As squints are common in babies up to the age of three months, the only way to determine whether this is a sign of a much more serious condition is to carry out a simple red reflex test, which is a non-invasive procedure, simply involving looking in the eye with a hand-held ophthalmoscope.

Mrs Felgate continued: “Non-urgent squint referrals can take months to come through, which can be a devastating delay for a child with undiagnosed eye cancer. Retinoblastoma is a very aggressive form of cancer and any delays in diagnosis can have a serious impact on treatment options. Currently over 70% of children with unilateral Rb lose an eye to the disease.

“We are asking frontline healthcare professionals to check every squint they see with the red reflex test or, if they are don’t feel able to do this accurately, to refer the child urgently to their GP.”

A Mumsnet survey carried out for CHECT in 2011 found that 62% of parents said the person they would like to get more information about retinoblastoma from was their GP surgery, GP or nurse.² The survey also found that 50% of parents they would like to get more information about retinoblastoma from their health visitor.²

Retinoblastoma is a fast-growing cancer of the eye affecting mainly 0 to 5-year-old children. Early detection of this aggressive condition is crucial to offer the child the best chance of saving their vision, their eyes and their life.

The Trust urges health professionals to pay particular attention to children with a

  • A recently onset squint
  • A white reflex (leukocoria) or an abnormal reflex in flash photographs
  • A change in colour to the iris
  • A deterioration in vision

Occasionally a retinoblastoma may present as a red, sore or swollen eye without infection. It is important to remember, however, that a child with Rb may appear systemically well.

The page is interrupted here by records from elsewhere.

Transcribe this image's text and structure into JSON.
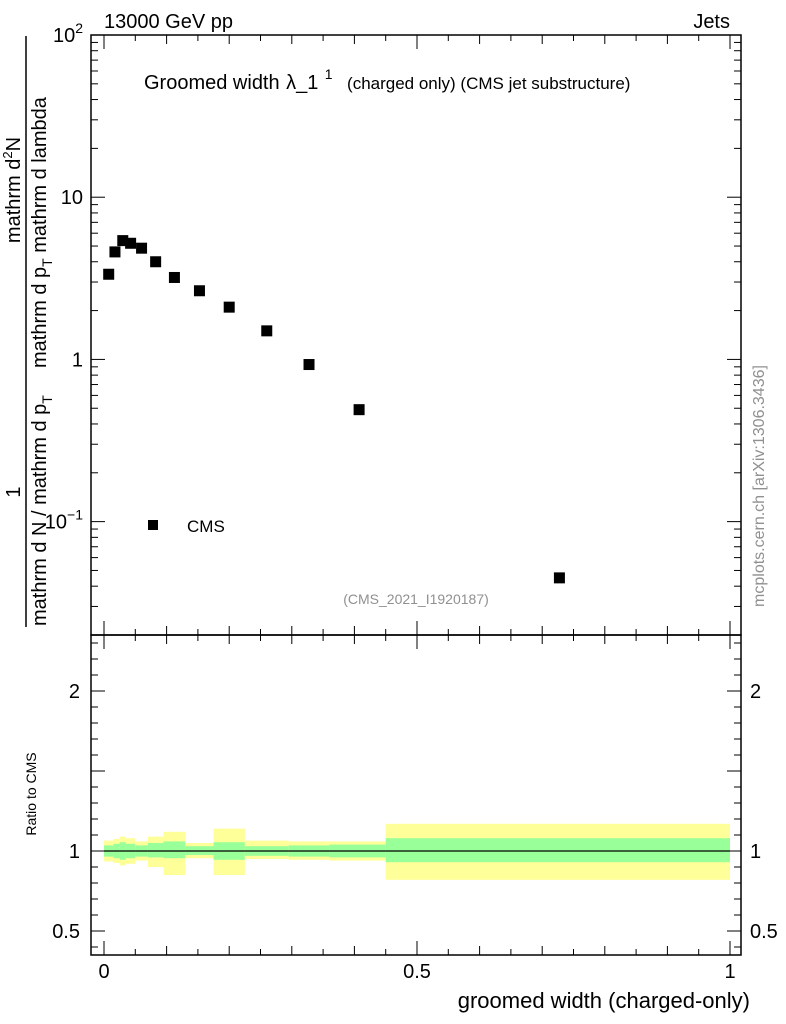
{
  "header": {
    "left": "13000 GeV pp",
    "right": "Jets"
  },
  "main_plot": {
    "title_main": "Groomed width",
    "title_symbol": "λ_1",
    "title_sup": "1",
    "title_note": "(charged only) (CMS jet substructure)",
    "ylabel_numerator_sym": "mathrm d",
    "ylabel_numerator_sup": "2",
    "ylabel_numerator_var": "N",
    "ylabel_denominator": "mathrm d p",
    "ylabel_denominator_sub": "T",
    "ylabel_denominator_tail": " mathrm d lambda",
    "ylabel_prefix_num": "1",
    "ylabel_prefix_den": "mathrm d N / mathrm d p",
    "ylabel_prefix_den_sub": "T",
    "legend_label": "CMS",
    "analysis_id": "(CMS_2021_I1920187)",
    "side_text": "mcplots.cern.ch [arXiv:1306.3436]"
  },
  "ratio_plot": {
    "ylabel": "Ratio to CMS"
  },
  "chart_data": {
    "type": "scatter",
    "title": "Groomed width λ_1^1 (charged only) (CMS jet substructure)",
    "xlabel": "groomed width (charged-only)",
    "xlim": [
      0,
      1
    ],
    "ylim": [
      0.02,
      100
    ],
    "yscale": "log",
    "x_ticks": [
      "0",
      "0.5",
      "1"
    ],
    "y_ticks": [
      "10^-1",
      "1",
      "10",
      "10^2"
    ],
    "series": [
      {
        "name": "CMS",
        "x": [
          0.0075,
          0.0175,
          0.03,
          0.0425,
          0.06,
          0.0825,
          0.1125,
          0.1525,
          0.2,
          0.26,
          0.3275,
          0.4075,
          0.7275
        ],
        "y": [
          3.35,
          4.6,
          5.4,
          5.2,
          4.85,
          4.0,
          3.2,
          2.65,
          2.1,
          1.5,
          0.93,
          0.49,
          0.045
        ]
      }
    ],
    "ratio": {
      "ylabel": "Ratio to CMS",
      "ylim": [
        0.35,
        2.35
      ],
      "y_ticks": [
        "0.5",
        "1",
        "2"
      ],
      "bins": [
        {
          "x0": 0.0,
          "x1": 0.015,
          "inner": [
            0.965,
            1.035
          ],
          "outer": [
            0.935,
            1.065
          ]
        },
        {
          "x0": 0.015,
          "x1": 0.025,
          "inner": [
            0.955,
            1.045
          ],
          "outer": [
            0.925,
            1.075
          ]
        },
        {
          "x0": 0.025,
          "x1": 0.035,
          "inner": [
            0.945,
            1.055
          ],
          "outer": [
            0.91,
            1.09
          ]
        },
        {
          "x0": 0.035,
          "x1": 0.05,
          "inner": [
            0.955,
            1.045
          ],
          "outer": [
            0.92,
            1.08
          ]
        },
        {
          "x0": 0.05,
          "x1": 0.07,
          "inner": [
            0.965,
            1.035
          ],
          "outer": [
            0.94,
            1.06
          ]
        },
        {
          "x0": 0.07,
          "x1": 0.095,
          "inner": [
            0.96,
            1.05
          ],
          "outer": [
            0.9,
            1.09
          ]
        },
        {
          "x0": 0.095,
          "x1": 0.13,
          "inner": [
            0.955,
            1.06
          ],
          "outer": [
            0.85,
            1.12
          ]
        },
        {
          "x0": 0.13,
          "x1": 0.175,
          "inner": [
            0.975,
            1.03
          ],
          "outer": [
            0.955,
            1.05
          ]
        },
        {
          "x0": 0.175,
          "x1": 0.225,
          "inner": [
            0.945,
            1.055
          ],
          "outer": [
            0.85,
            1.14
          ]
        },
        {
          "x0": 0.225,
          "x1": 0.295,
          "inner": [
            0.97,
            1.03
          ],
          "outer": [
            0.95,
            1.065
          ]
        },
        {
          "x0": 0.295,
          "x1": 0.36,
          "inner": [
            0.965,
            1.035
          ],
          "outer": [
            0.945,
            1.06
          ]
        },
        {
          "x0": 0.36,
          "x1": 0.45,
          "inner": [
            0.96,
            1.04
          ],
          "outer": [
            0.94,
            1.06
          ]
        },
        {
          "x0": 0.45,
          "x1": 1.0,
          "inner": [
            0.93,
            1.08
          ],
          "outer": [
            0.82,
            1.17
          ]
        }
      ]
    },
    "colors": {
      "inner_band": "#99ff99",
      "outer_band": "#ffff99",
      "marker": "#000000"
    }
  }
}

Following a successful campaign by CHECT, most of these symptoms are now also listed in the latest versions of the Public Child Health Record (red book).

If any of the above symptoms are detected, a simple red reflex test can rule out retinoblastoma. How to do a red reflex test

If you are unable to confidently rule out retinoblastoma with a red reflex test,  NICE guidelines state an urgent referral must be made. Depending on local referral protocol, urgent referrals should be made to the GP or local ophthalmology department stating ‘suspected retinoblastoma’. Where referral is to the local ophthalmology department we recommend you call to alert them to the case and to find out how quickly urgent referrals are seen (in some cases it can be longer than two weeks).